CONROE, Texas — A family violence call from a home on Shoreview Drive turned into a double killing Monday when a woman told 911 that her husband had crashed into the house and was coming in, and dispatchers then heard gunfire, Montgomery County authorities said.
That sequence now sits at the center of a capital murder case against Stanley Earl Hardin, 57, who authorities say later surrendered at another home after fleeing on foot. The women killed were identified as Tara Hardin, 57, and her mother, Floris Wolford, 80. The attack, the sheriff’s office says, began around 2 p.m. in the Conroe area and quickly spread beyond one address, drawing deputies, SWAT personnel, homicide investigators, prosecutors and the medical examiner.
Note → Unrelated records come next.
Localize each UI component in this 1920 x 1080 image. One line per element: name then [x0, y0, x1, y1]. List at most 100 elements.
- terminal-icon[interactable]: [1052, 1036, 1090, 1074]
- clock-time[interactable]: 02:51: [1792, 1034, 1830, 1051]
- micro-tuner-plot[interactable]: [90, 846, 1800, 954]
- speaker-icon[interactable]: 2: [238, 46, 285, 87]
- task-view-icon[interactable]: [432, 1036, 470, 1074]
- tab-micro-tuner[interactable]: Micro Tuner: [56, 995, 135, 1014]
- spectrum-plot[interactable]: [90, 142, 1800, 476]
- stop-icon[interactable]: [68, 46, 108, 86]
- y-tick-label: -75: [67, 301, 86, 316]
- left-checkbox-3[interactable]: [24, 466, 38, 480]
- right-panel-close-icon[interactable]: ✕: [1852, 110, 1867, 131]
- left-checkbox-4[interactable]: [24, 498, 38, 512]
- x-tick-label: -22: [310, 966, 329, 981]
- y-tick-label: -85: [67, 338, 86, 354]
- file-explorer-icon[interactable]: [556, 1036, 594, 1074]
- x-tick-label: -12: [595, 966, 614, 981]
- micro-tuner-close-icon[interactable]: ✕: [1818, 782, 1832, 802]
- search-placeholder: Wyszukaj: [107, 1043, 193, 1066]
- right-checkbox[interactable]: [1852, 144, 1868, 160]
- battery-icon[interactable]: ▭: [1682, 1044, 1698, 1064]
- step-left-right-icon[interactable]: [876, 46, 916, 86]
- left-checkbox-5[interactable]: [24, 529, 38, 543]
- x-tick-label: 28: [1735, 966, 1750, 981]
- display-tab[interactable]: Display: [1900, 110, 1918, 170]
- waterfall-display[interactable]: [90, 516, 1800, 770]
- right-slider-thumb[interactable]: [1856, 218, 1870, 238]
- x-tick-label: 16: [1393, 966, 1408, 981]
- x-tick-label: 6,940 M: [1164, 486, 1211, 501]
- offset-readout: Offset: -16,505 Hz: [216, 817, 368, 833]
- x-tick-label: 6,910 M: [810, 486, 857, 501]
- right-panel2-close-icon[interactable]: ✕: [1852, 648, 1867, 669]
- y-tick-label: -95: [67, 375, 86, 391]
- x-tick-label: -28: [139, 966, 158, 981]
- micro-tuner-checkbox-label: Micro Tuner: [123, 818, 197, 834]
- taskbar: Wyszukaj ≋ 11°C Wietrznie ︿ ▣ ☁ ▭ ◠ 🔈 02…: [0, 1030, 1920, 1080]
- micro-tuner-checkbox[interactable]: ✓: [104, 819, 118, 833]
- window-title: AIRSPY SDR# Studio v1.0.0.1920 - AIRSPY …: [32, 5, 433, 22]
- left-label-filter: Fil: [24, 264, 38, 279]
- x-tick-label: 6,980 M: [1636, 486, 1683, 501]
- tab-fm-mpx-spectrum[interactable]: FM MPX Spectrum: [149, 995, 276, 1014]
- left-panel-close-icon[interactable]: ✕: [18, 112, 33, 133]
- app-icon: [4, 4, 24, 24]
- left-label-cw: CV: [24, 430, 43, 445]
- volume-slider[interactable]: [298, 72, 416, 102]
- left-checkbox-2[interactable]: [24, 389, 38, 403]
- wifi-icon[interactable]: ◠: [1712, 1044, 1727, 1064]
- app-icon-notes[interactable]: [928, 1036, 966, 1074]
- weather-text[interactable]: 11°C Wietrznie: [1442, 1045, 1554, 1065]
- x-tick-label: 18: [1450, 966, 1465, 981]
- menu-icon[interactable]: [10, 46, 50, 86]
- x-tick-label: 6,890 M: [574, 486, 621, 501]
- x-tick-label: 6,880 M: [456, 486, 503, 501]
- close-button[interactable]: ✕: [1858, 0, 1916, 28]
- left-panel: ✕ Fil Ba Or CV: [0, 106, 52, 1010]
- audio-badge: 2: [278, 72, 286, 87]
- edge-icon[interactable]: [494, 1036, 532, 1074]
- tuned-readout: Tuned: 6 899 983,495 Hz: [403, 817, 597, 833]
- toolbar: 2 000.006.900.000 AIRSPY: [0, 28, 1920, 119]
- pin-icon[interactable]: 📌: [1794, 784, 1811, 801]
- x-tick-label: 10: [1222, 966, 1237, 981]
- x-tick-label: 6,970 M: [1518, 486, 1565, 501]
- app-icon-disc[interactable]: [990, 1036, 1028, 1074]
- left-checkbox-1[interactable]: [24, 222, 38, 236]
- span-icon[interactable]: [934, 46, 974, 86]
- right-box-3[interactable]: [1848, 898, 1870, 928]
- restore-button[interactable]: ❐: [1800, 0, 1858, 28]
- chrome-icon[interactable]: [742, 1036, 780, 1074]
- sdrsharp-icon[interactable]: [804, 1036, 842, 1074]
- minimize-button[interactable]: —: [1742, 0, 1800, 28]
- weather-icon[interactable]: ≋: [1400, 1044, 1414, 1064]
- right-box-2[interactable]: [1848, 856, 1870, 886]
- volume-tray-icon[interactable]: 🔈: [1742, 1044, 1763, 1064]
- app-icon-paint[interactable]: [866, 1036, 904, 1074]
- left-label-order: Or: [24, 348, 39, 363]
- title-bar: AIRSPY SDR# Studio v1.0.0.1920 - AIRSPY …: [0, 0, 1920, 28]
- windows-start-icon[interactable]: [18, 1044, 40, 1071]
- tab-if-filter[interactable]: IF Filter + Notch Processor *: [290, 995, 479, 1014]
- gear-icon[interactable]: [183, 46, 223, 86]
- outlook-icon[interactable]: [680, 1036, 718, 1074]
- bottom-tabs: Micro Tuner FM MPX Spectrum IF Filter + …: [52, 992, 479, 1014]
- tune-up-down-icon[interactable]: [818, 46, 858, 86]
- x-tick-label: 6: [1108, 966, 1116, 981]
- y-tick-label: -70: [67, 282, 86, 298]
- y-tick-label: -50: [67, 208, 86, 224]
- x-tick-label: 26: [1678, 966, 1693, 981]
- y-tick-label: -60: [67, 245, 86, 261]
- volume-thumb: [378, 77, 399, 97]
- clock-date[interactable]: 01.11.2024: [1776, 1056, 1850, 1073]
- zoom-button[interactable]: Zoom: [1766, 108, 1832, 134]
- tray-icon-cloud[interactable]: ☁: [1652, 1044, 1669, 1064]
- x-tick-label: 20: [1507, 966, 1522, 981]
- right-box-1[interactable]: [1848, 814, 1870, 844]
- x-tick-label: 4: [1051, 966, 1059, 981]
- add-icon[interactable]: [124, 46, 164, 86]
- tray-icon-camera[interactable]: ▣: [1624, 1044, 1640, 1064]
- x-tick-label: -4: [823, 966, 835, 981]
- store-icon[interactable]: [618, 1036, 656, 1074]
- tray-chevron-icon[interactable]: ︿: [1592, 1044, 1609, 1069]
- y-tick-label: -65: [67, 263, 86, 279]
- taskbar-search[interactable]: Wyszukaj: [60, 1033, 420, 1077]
The emergency timeline is unusually stark in the public record. Sheriff Wesley Doolittle said Tara Hardin called for help just before or as the violence was escalating, saying her estranged husband had rammed his vehicle into the house and was entering. The sheriff’s office later said dispatchers could hear gunfire during the call. Deputies responding to the 300 block of Shoreview Drive found two adult women dead inside with apparent gunshot wounds. Video from local news crews later showed the front of the home damaged and a pickup truck lodged into it, adding a physical marker to the brief but violent chain of events.
Investigators then shifted from rescue to containment. Authorities said Stanley Hardin left the scene on foot, went to his son’s nearby home and then made his way to his own residence in the 12000 block of Ivy Lane. Doolittle said officers treated that location as a potential second danger point and set up a perimeter with SWAT support because they had received information suggesting he might open fire on law enforcement. Instead, Doolittle said, he surrendered there without incident. The sheriff added that he believed a family member may have helped persuade him to give up peacefully.
The relationship history described so far suggests a split that had only just happened. Doolittle said the couple appeared to still be married but recently estranged, and that Tara Hardin had moved out within about the last week and was staying with her mother. Neighbors told Houston media outlets they had seen her at the couple’s home days earlier and said any tensions in the family had not been widely known in the neighborhood. Authorities have not said what triggered the attack on Monday, whether there had been earlier threats or whether investigators have recovered written messages, phone records or surveillance video that could fill in the hours before the killings.
On the legal side, the charge announced by authorities was capital murder, reflecting the allegation that two people were killed in the same criminal episode. Hardin was booked into the Montgomery County Jail and was being held without bond. The sheriff’s office said major crimes detectives, crime scene investigators, the Montgomery County District Attorney’s Office and the medical examiner’s office were all involved in the case. As of the latest public updates, officials had not released court filings laying out a fuller probable cause narrative beyond what was said at the scene and at the press briefing.
The public statements have also underscored the human toll and the narrow window in which the women were trying to respond. In its statement, the sheriff’s office said it recognized the impact on the victims’ family and friends and was committed to seeking justice. Doolittle, speaking to reporters, said the early stage of a breakup can be highly emotional and dangerous. Yet many parts of the story remain unsettled in the official record, including how long the suspect remained at the house, exactly how the shooting unfolded room to room and what family members knew in the minutes before he surrendered.
The case remained open Wednesday with Stanley Earl Hardin jailed without bond and no additional public timeline released for hearings. The next key development is expected to come through formal court proceedings in Montgomery County.
Author note: Last updated April 8, 2026.